In general, the most important things to consider when choosing fabrics for the Electron Layette are weight and stretch. For weight, you can generally use your gut – feel the fabric and think “would this be appropriate for a hat/bib/sweatshirt/pants?”.
For the Electron Layette hat, the most important thing to consider is stretch. The hat needs to stretch to comfortably fit onto baby’s head. The pattern calls for at least 30% stretch though the more stretch the merrier. Jerseys (left) are a good choice but you can also use fabrics like ITY knits (right). You probably want a fabric that has recovery to it – when you stretch it, it should spring back – so that it stays well on baby’s head.
The Electron Layette drool bib can be sewn from either knits or woven. Stretch doesn’t matter here, though fabrics with stretch will be a little harder to sew with so if you are a beginner sewist, you may want to pick a woven fabric.

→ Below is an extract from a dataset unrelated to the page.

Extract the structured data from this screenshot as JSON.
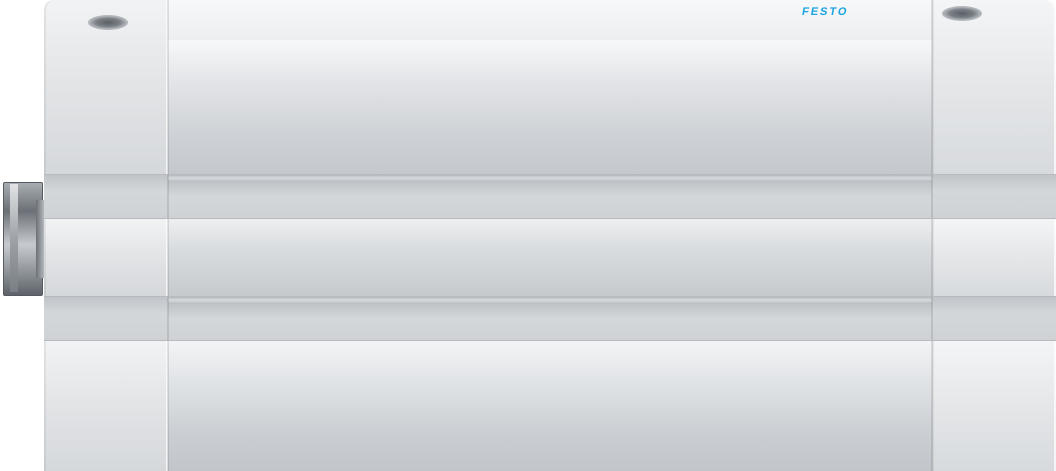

You want the fabric to be fairly lightweight so that it’s comfortable on the neck. Quilting weight cotton broadcloth (left) is good choice for wovens and t-shirt weight jersey (right) is a good choice for knits.
For the Electron Layette sweatshirt, there a bunch of different options that would be appropriate. The most obvious are sweatshirt fleeces. The thicker or loftier the sweatshirt fleece is, the harder it will be to crisply sew the details. Similar to sweatshirt fleece, you can use a french terry – quite like sweatshirt fleeces, it has loops on the wrong side instead of a brushed fleece. If you want to get a bit non-traditional, you can use fabrics like scuba, ponte, or sweater knits – just pay attention to their weight and stretch. The pattern calls for 20% or less stretch because it’s designed to hold its shape, but I had pattern testers use fabrics with more stretch and it works just as well, you just get a softer look.
For the Electron Layette pants, the most obvious choice is a t-shirt weight jersey, but you can easily go up or down in weight. For summer, you can use a lighter-weight knit like a tissue knit or a burnout (far right). Going heavier, you can easily step up to an interlock, a jacquard, ponte, or even up to a sweatshirt fleece or french terry (far left). If you want to make a cold weather pant out of a thicker fabric, you will probably want to go up a size in width (I’ll show how in detail in a sewalong post). The pattern calls for at least a 30% stretch so, while you can use a variety of weights, you want to make sure you have enough stretch that you can easily pull the pants on and off baby and that they will be comfortable for baby to wear.
I hope this gets you excited to pick out fabrics for your Electron Layette! Let me know if you have any questions.